What is the mean of diff? What is the median of diff?
- mean(diff) == 5.284249e-03; median(diff) ~= 0.0
What are the min and max of diff?
- min(diff) == -5.574795e+02, max(diff) == 64
Remember that diff measures the agreement between depth and depth_computed; how well do these two quantities match?
- Generally, the agreement between depth and depth_computed is very good (the mean is close to zero, the 25% and 75% quantiles are quite small). However, there are some extreme cases of disagreement; perhaps there are data errors in these particular values?

Control Functions#

The gr.if_else() and gr.case_when() functions are special vectorized functions—they allow us to use more programming-like constructs to control the output. The gr.if_else() helper is a simple “yes-no” function, while gr.case_when() is a vectorized switch statement.
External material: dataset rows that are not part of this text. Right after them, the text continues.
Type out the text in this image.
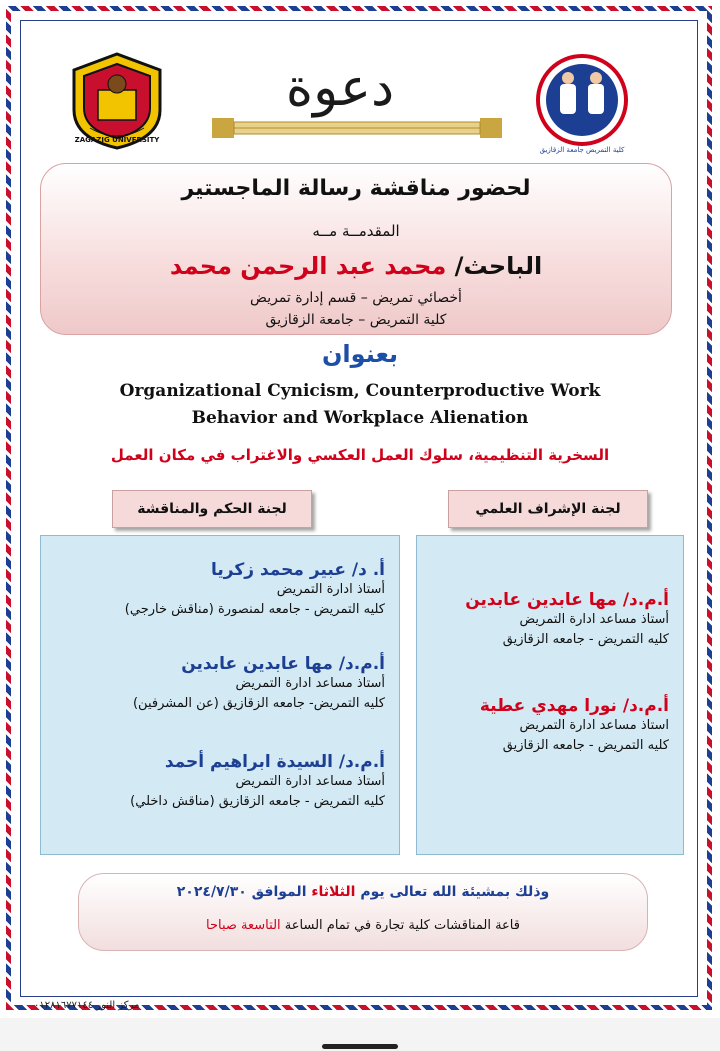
ZAGAZIG UNIVERSITY
دعوة
كلية التمريض جامعة الزقازيق
لحضور مناقشة رسالة الماجستير
المقدمــة مــه
الباحث/ محمد عبد الرحمن محمد
أخصائي تمريض – قسم إدارة تمريض
كلية التمريض – جامعة الزقازيق
بعنوان
Organizational Cynicism, Counterproductive Work
Behavior and Workplace Alienation
السخرية التنظيمية، سلوك العمل العكسي والاغتراب في مكان العمل
لجنة الحكم والمناقشة	لجنة الإشراف العلمي
أ. د/ عبير محمد زكريا
أستاذ ادارة التمريض
كليه التمريض - جامعه لمنصورة (مناقش خارجي)
أ.م.د/ مها عابدين عابدين
أستاذ مساعد ادارة التمريض
كليه التمريض- جامعه الزقازيق (عن المشرفين)
أ.م.د/ السيدة ابراهيم أحمد
أستاذ مساعد ادارة التمريض
كليه التمريض - جامعه الزقازيق (مناقش داخلي)
أ.م.د/ مها عابدين عابدين
أستاذ مساعد ادارة التمريض
كليه التمريض - جامعه الزقازيق
أ.م.د/ نورا مهدي عطية
استاذ مساعد ادارة التمريض
كليه التمريض - جامعه الزقازيق
وذلك بمشيئة الله تعالى يوم الثلاثاء الموافق ٢٠٢٤/٧/٣٠
قاعة المناقشات كلية تجارة في تمام الساعة التاسعة صباحا
مركز النور ٠١٢٨١٦٧٧١٤٤
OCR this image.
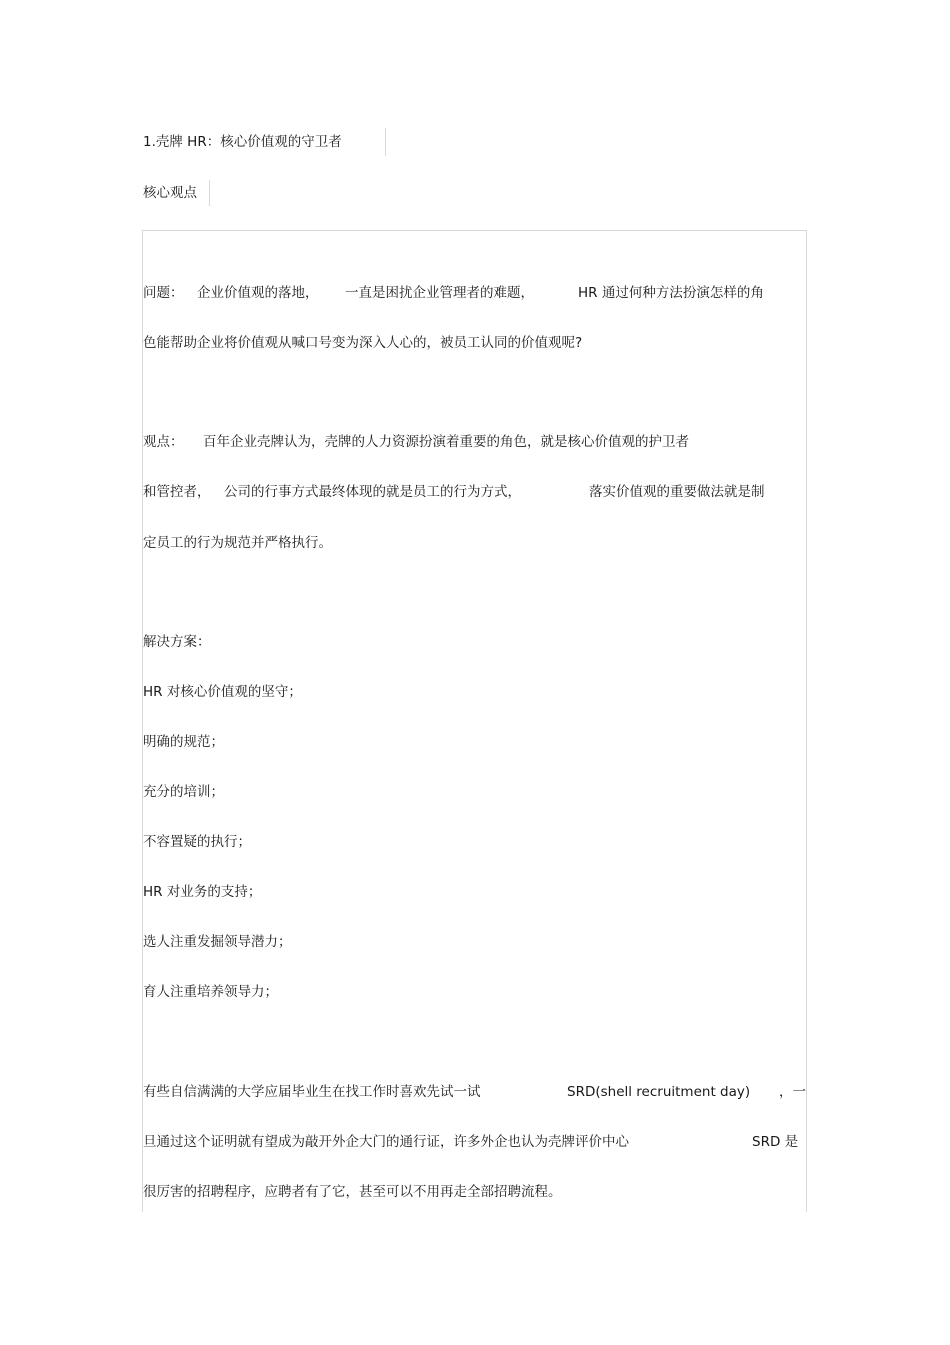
1.壳牌 HR：核心价值观的守卫者
核心观点
问题： 企业价值观的落地， 一直是困扰企业管理者的难题，	HR 通过何种方法扮演怎样的角
色能帮助企业将价值观从喊口号变为深入人心的，被员工认同的价值观呢?
观点： 百年企业壳牌认为，壳牌的人力资源扮演着重要的角色，就是核心价值观的护卫者
和管控者， 公司的行事方式最终体现的就是员工的行为方式，	落实价值观的重要做法就是制
定员工的行为规范并严格执行。
解决方案：
HR 对核心价值观的坚守；
明确的规范；
充分的培训；
不容置疑的执行；
HR 对业务的支持；
选人注重发掘领导潜力；
育人注重培养领导力；
有些自信满满的大学应届毕业生在找工作时喜欢先试一试	SRD(shell recruitment day) ，一
旦通过这个证明就有望成为敲开外企大门的通行证，许多外企也认为壳牌评价中心	SRD 是
很厉害的招聘程序，应聘者有了它，甚至可以不用再走全部招聘流程。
If you are trying to do more complicated data operations, you might want to give these functions a look.

q4 Use an if/else statement#

Use gr.if_else() to flag diamonds as "Big" if they have carat >= 1 and "Small" otherwise.

Hint: Remember to read the documentation for an unfamiliar function to learn how to call it; in particular, try looking at the Examples section of the documentation.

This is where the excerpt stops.